À partir du yoga, beaucoup aspirent avant tout à la perfection du corps: ils attendent un entraînement intense dans l’espoir de le rendre plus souple et plus fort. Le travail interne aux asanas dure longtemps pour les débutants avec quelque chose d'incompréhensible et de mystérieux, parfois même d'effrayant, et la capacité de contrôler la respiration et l'énergie vitale - Prana - trop loin de la réalité pour prendre cela au sérieux et essayer de trouver quelque chose qui leur soit utile. Pendant ce temps, la pratique de libérer le Prana et de le déplacer le long des canaux énergétiques internes a toujours été un élément clé du Hatha Yoga. Il améliore la santé et la clarté de la pensée, ce qui constitue en fait la première et la plus importante étape sur la voie de la connaissance de soi.

Tout est sous contrôle

Selon l'une des théories modernes de la physique, matière et énergie sont des noms différents pour le même phénomène. Cette hypothèse nous permet de considérer le corps physique comme un nuage d’énergie dont la concentration est si élevée que nous pouvons le voir. Et prana est juste un autre nom pour la même énergie.

Le pranayama (littéralement «contrôle du prana») ne consiste pas uniquement en exercices de respiration. Avec son aide, nous réveillons l’énergie, qui est notre corps et notre esprit.

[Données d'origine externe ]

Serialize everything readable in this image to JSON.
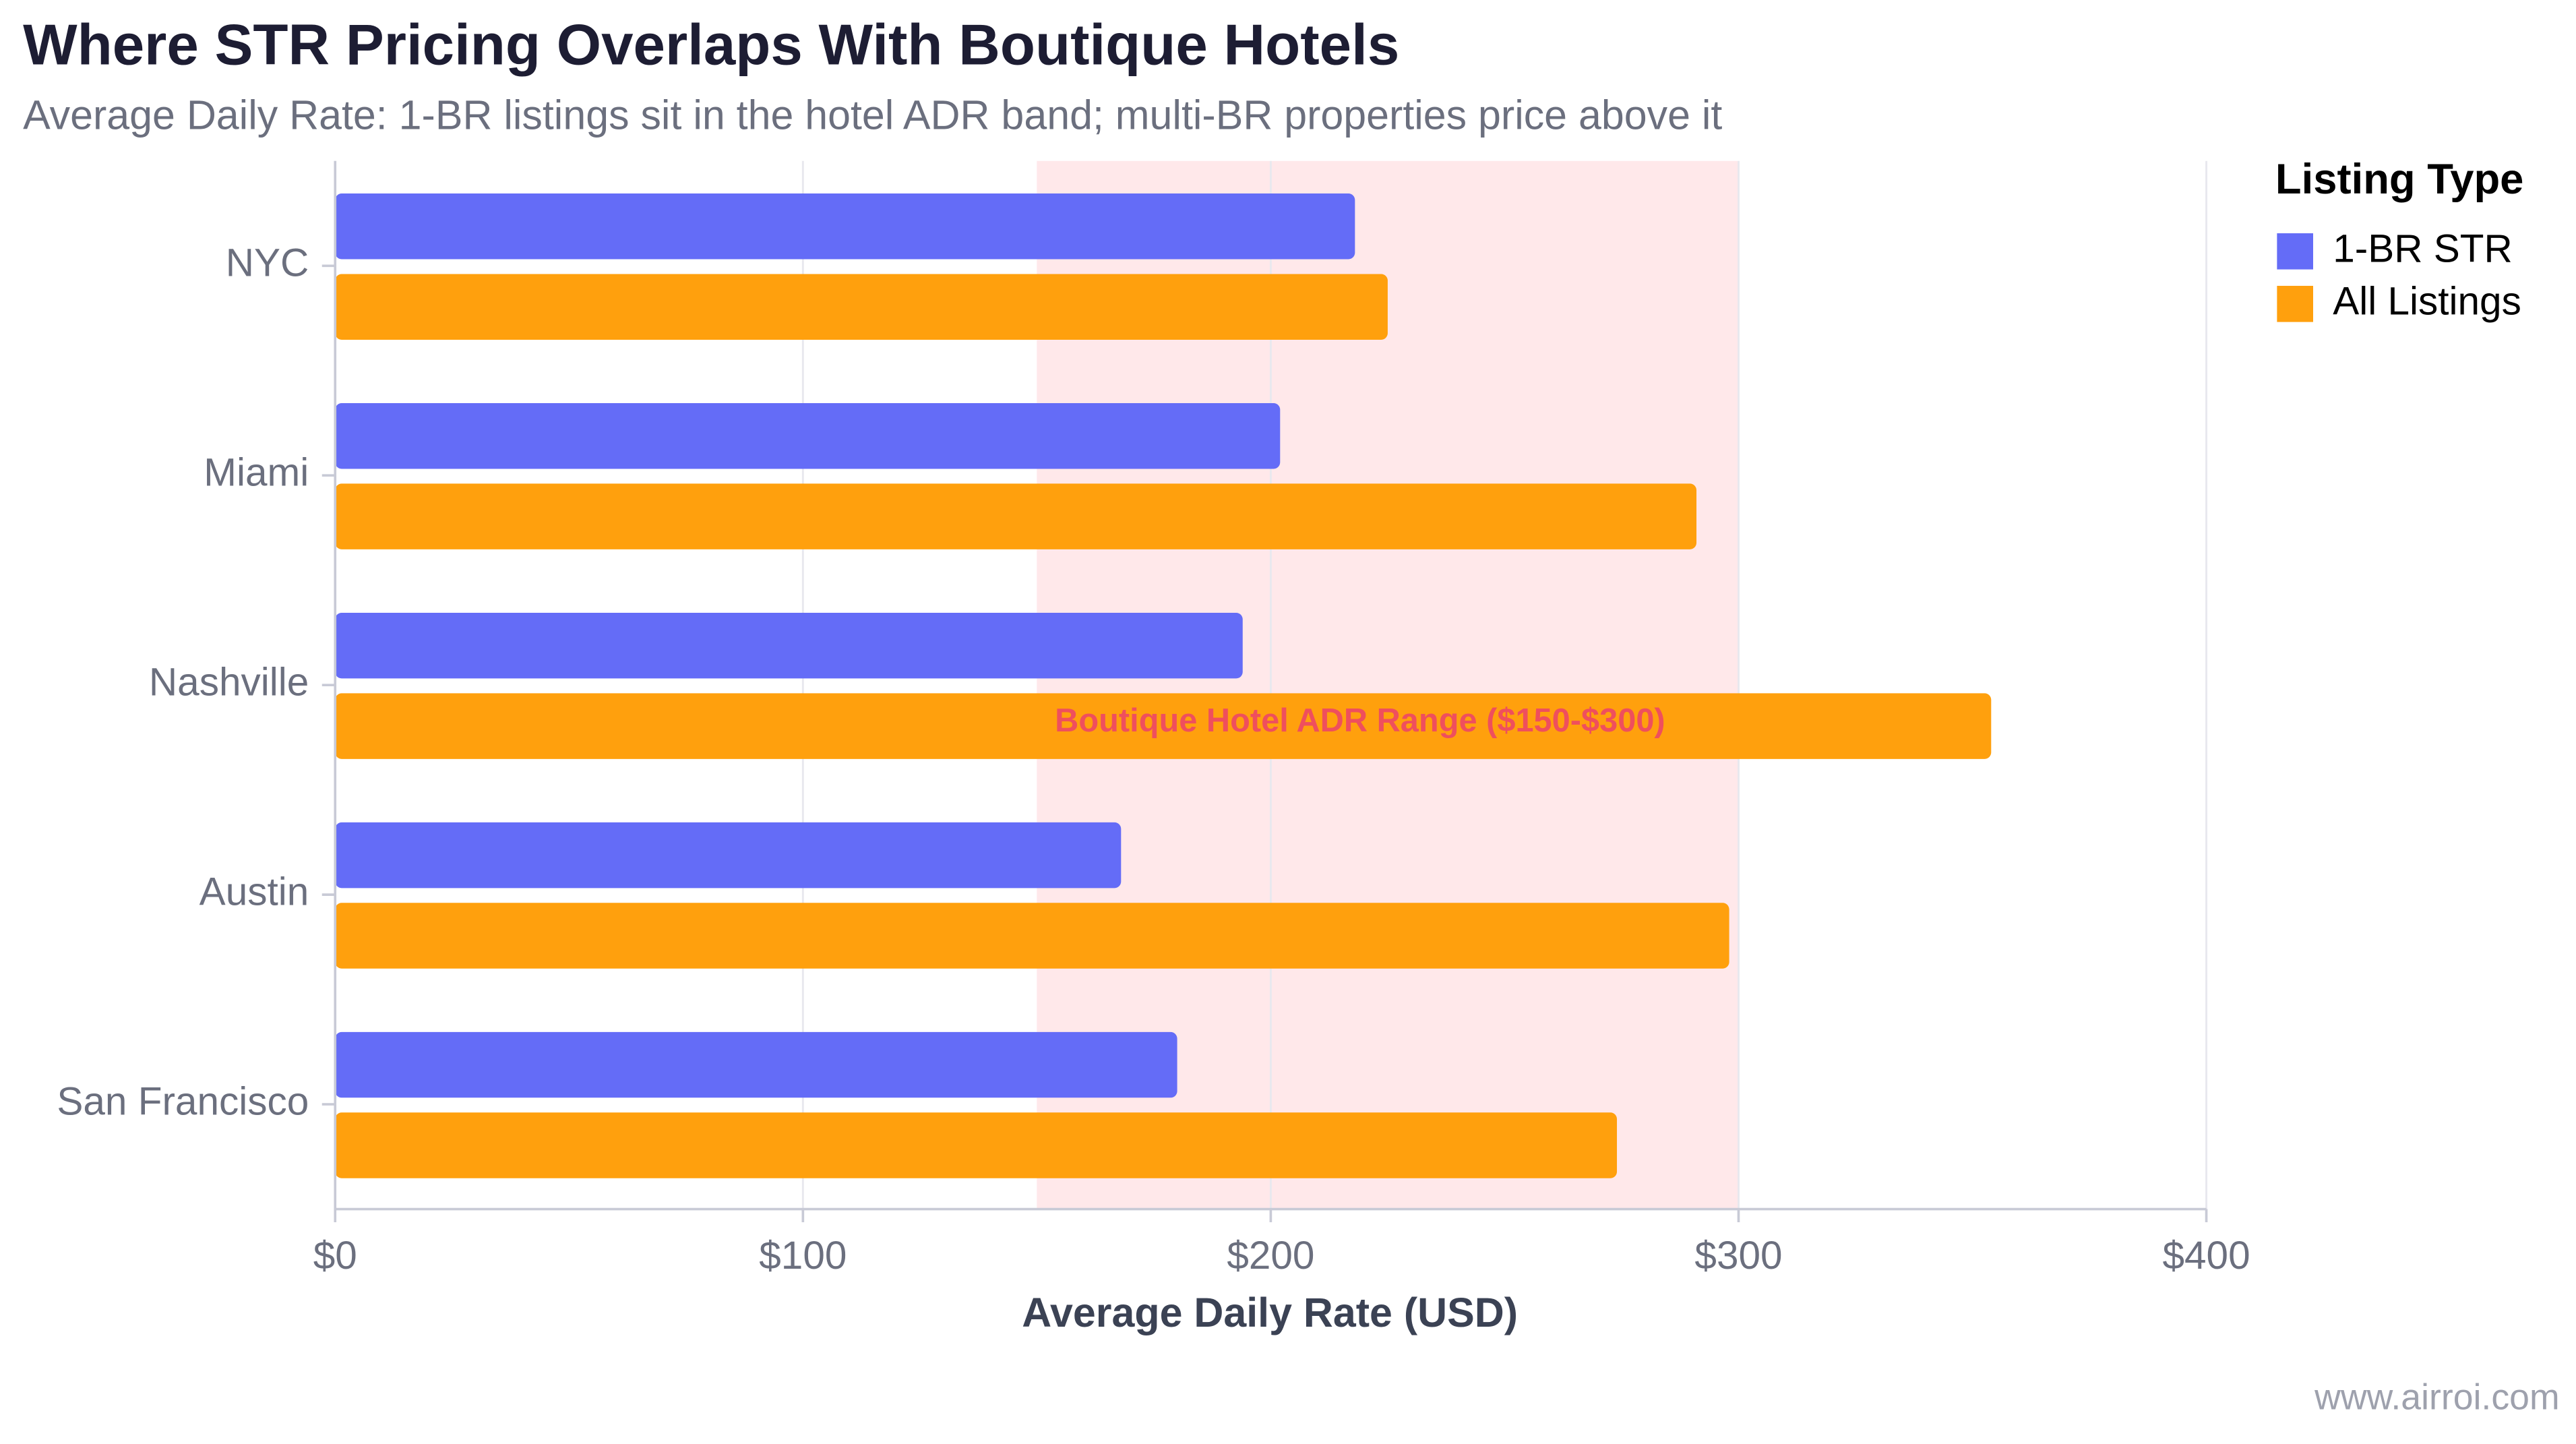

Pourquoi est-il important de travailler avec le prana? Notre esprit est agité: accroché constamment aux manifestations de la vie extérieures, il est la cause des émotions négatives. Nous dépendons du tourbillon de pensées et, nous semble-t-il, incapables de le contrôler. En essayant de calmer l'esprit et les sentiments, les gens ont constaté que l'un des outils les plus efficaces pouvait être notre respiration.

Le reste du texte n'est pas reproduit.